In this context, the objective of this presentation is twofold. First, it questions the conditions for water savings and a win-win situation: does it constitute the rule or the exception? Then, it aims at confronting the significance of a more efficient system as compared to a more resilient one in a context of climatic variability.

The presentation is mainly focused on irrigation, even if many observations are shared with other sectors. The underlying hypothesis is that shifting the irrigation technique is a major technological change: farmers practices are altered, other crops can be grown and water flows are reorganized in the river basin. The final use of water depends also of the interference of this change with the institutional conditions, such as water rights or water pricing. We show that in many cases, an increase in water consumption is inherent to a change in efficiency. This increase is not uniform and the users located upstream are privileged at the expense of downstream users and the environment. However, efficiency is still widely approached through a basic technical formula that overlooks these multiple dimensions and scales and considers ideal conditions. Some insights on the persistence of this view are then presented under an approach in terms of science studies (Van der Kooij et al., 2013).
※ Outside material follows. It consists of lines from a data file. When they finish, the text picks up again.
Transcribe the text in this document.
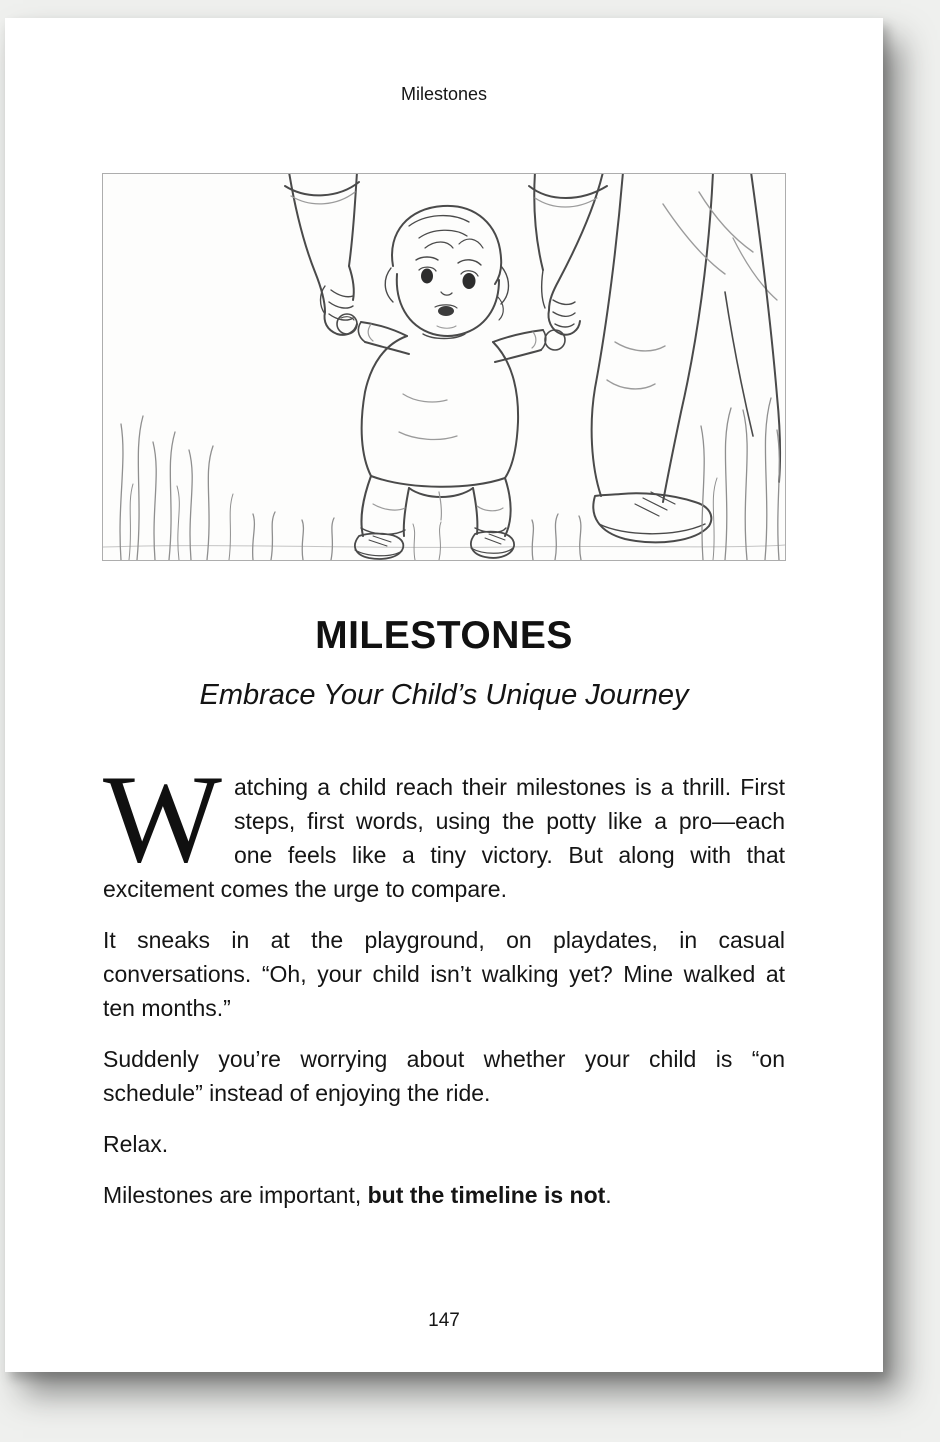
Milestones
MILESTONES
Embrace Your Child’s Unique Journey

Watching a child reach their milestones is a thrill. First steps, first words, using the potty like a pro—each one feels like a tiny victory. But along with that excitement comes the urge to compare.

It sneaks in at the playground, on playdates, in casual conversations. “Oh, your child isn’t walking yet? Mine walked at ten months.”

Suddenly you’re worrying about whether your child is “on schedule” instead of enjoying the ride.

Relax.

Milestones are important, but the timeline is not.

147
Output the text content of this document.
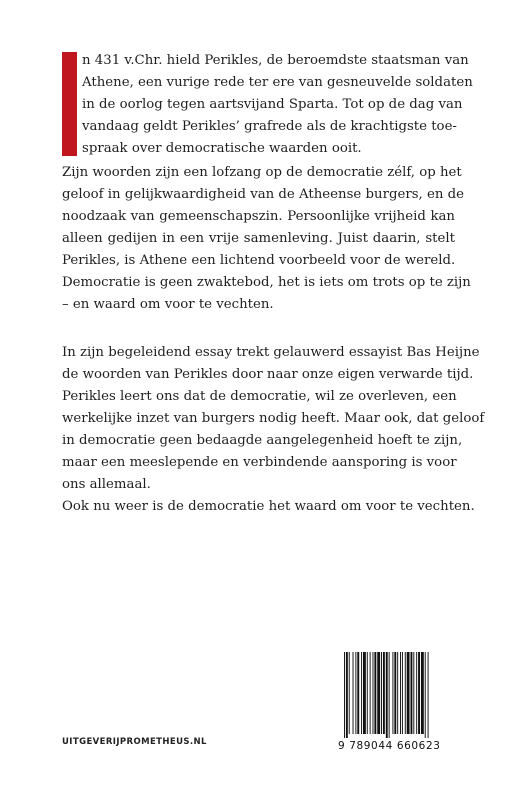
n 431 v.Chr. hield Perikles, de beroemdste staatsman van
Athene, een vurige rede ter ere van gesneuvelde soldaten
in de oorlog tegen aartsvijand Sparta. Tot op de dag van
vandaag geldt Perikles’ grafrede als de krachtigste toe-
spraak over democratische waarden ooit.
Zijn woorden zijn een lofzang op de democratie zélf, op het
geloof in gelijkwaardigheid van de Atheense burgers, en de
noodzaak van gemeenschapszin. Persoonlijke vrijheid kan
alleen gedijen in een vrije samenleving. Juist daarin, stelt
Perikles, is Athene een lichtend voorbeeld voor de wereld.
Democratie is geen zwaktebod, het is iets om trots op te zijn
– en waard om voor te vechten.
In zijn begeleidend essay trekt gelauwerd essayist Bas Heijne
de woorden van Perikles door naar onze eigen verwarde tijd.
Perikles leert ons dat de democratie, wil ze overleven, een
werkelijke inzet van burgers nodig heeft. Maar ook, dat geloof
in democratie geen bedaagde aangelegenheid hoeft te zijn,
maar een meeslepende en verbindende aansporing is voor
ons allemaal.
Ook nu weer is de democratie het waard om voor te vechten.
UITGEVERIJPROMETHEUS.NL	9 789044 660623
The consequences of an increased efficiency on the resilience to droughts are also analyzed. It is shown that the impacts described above are exacerbated, and, consequently, economic losses and conflicts among user in the river basin. Thus, efficiency, such as optimality, could finally reduce resilience, which finally leads us to question the significance of the concept of efficiency as the objective to follow for water resources management. Here, some insights can be obtained from ecological economics.

All along the presentation, a case study in Spain, among others, serves as illustration.


Molle, F. and Turral, H. (2004) Demand management in a basin perspective: is the potential for water saving overestimated? International Conference on Water Demand Management. Dead Sea, Jordan.

Van der Kooij, S., Zwarteveen, M., Boesveld, H., & Kuper, M. (2013). The efficiency of drip irrigation unpacked. Agricultural Water Management, 123(3): 103–110.